(WTNH) – Arthur Hapgood, accused of fatally stabbing a one-year-old child while arguing with his wife earlier this week in Bristol, was released from prison after serving more than 85 percent of a 71-month prison sentence, under the terms of the state’s early release program.
“Recently-enacted law ensures that he and all violent offenders serve at least 85 percent of his sentence. Mr. Hapgood served nearly 90 percent of his sentence, and even had he served 100 percent, he would have been released by now,” according to the state Department of Correction. “Under the law that was in place five years ago, he almost certainly would have been released much earlier, possibly serving as little as 60 percent of his sentence. That is no longer possible.”
“Fewer violent offenders are getting out of prison today than at any point in the last 10 years,” the DOC said in an email Thursday. People convicted of violent crimes are not eligible for early release.
“For example, an analysis of releases from 2008, the year following the Cheshire Tragedy [the 2007 murder of Dr. William Petit’s family], shows most violent offenders convicted of Robbery 1st Degree, a Class B Violent Felony, were released well before the 85 percent mark,” it added. “Some offenders served as little as 59 percent of their original sentence. This was also the case with Assault 1st Degree, another Class B violent felony. One such offender was released in 2008 after having served only 51 percent of the original sentence imposed by the court.”
“In general, release decisions are much more risk-focused than before,” according to the DOC. “Before 2011, release decisions were typically made by wardens based on limited information or by the parole board based on incomplete files using outdated risk assessment.”
The process has since become more selective and fewer inmates are being released early. The total DOC population has dropped by 5 percent, or 1,250, since Jan. 1, 2011, the department reported.

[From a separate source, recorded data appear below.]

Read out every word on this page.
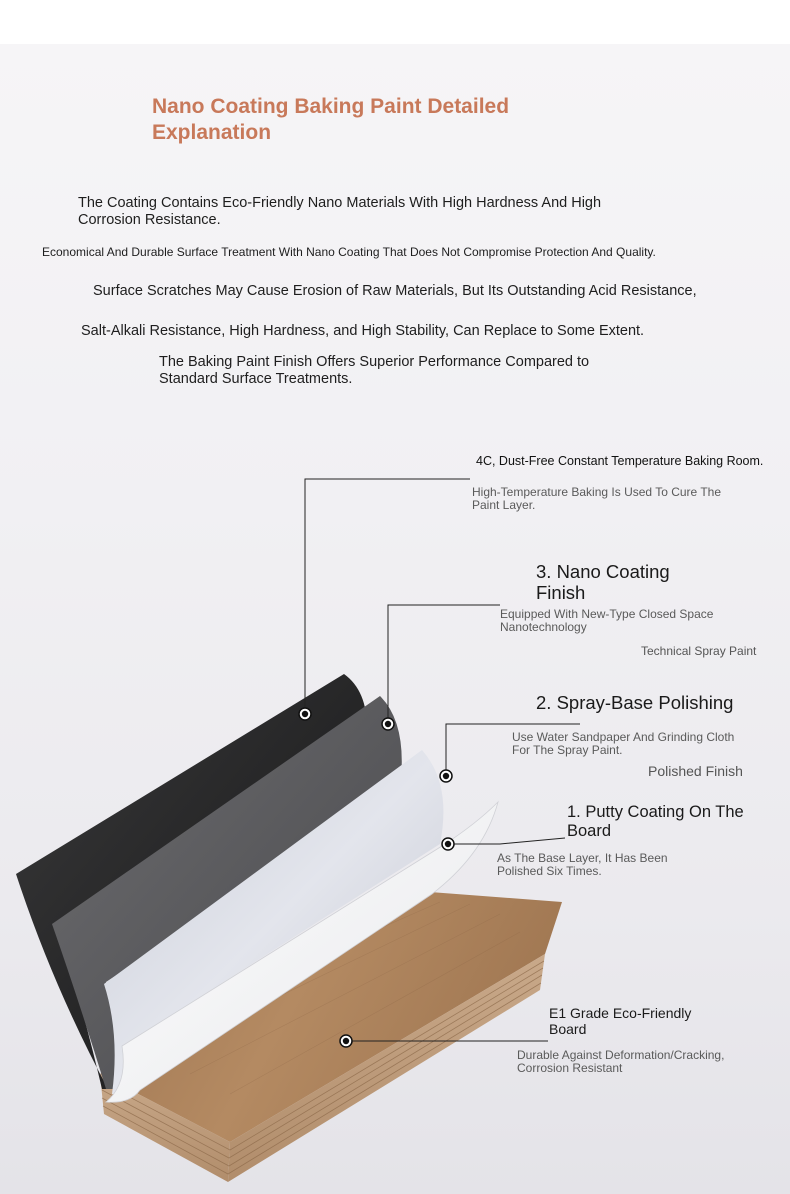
Nano Coating Baking Paint Detailed Explanation

The Coating Contains Eco-Friendly Nano Materials With High Hardness And High Corrosion Resistance.

Economical And Durable Surface Treatment With Nano Coating That Does Not Compromise Protection And Quality.

Surface Scratches May Cause Erosion of Raw Materials, But Its Outstanding Acid Resistance,

Salt-Alkali Resistance, High Hardness, and High Stability, Can Replace to Some Extent.

The Baking Paint Finish Offers Superior Performance Compared to Standard Surface Treatments.

4C, Dust-Free Constant Temperature Baking Room.

High-Temperature Baking Is Used To Cure The Paint Layer.

3. Nano Coating Finish

Equipped With New-Type Closed Space Nanotechnology

Technical Spray Paint

2. Spray-Base Polishing

Use Water Sandpaper And Grinding Cloth For The Spray Paint.

Polished Finish

1. Putty Coating On The Board

As The Base Layer, It Has Been Polished Six Times.

E1 Grade Eco-Friendly Board

Durable Against Deformation/Cracking, Corrosion Resistant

“The most dramatic evidence of the drop in number of prison release is that the number of inmates released on discretionary parole has dropped by more than 40 percent compared to 2009,” the DOC said. “The number of ‘end of sentence’ releases has dropped by 17 percent; the number of ‘transitional supervision’ releases (prisoners sentenced to less than two years to serve and therefore not parole eligible) has dropped almost 34 percent since 2009.”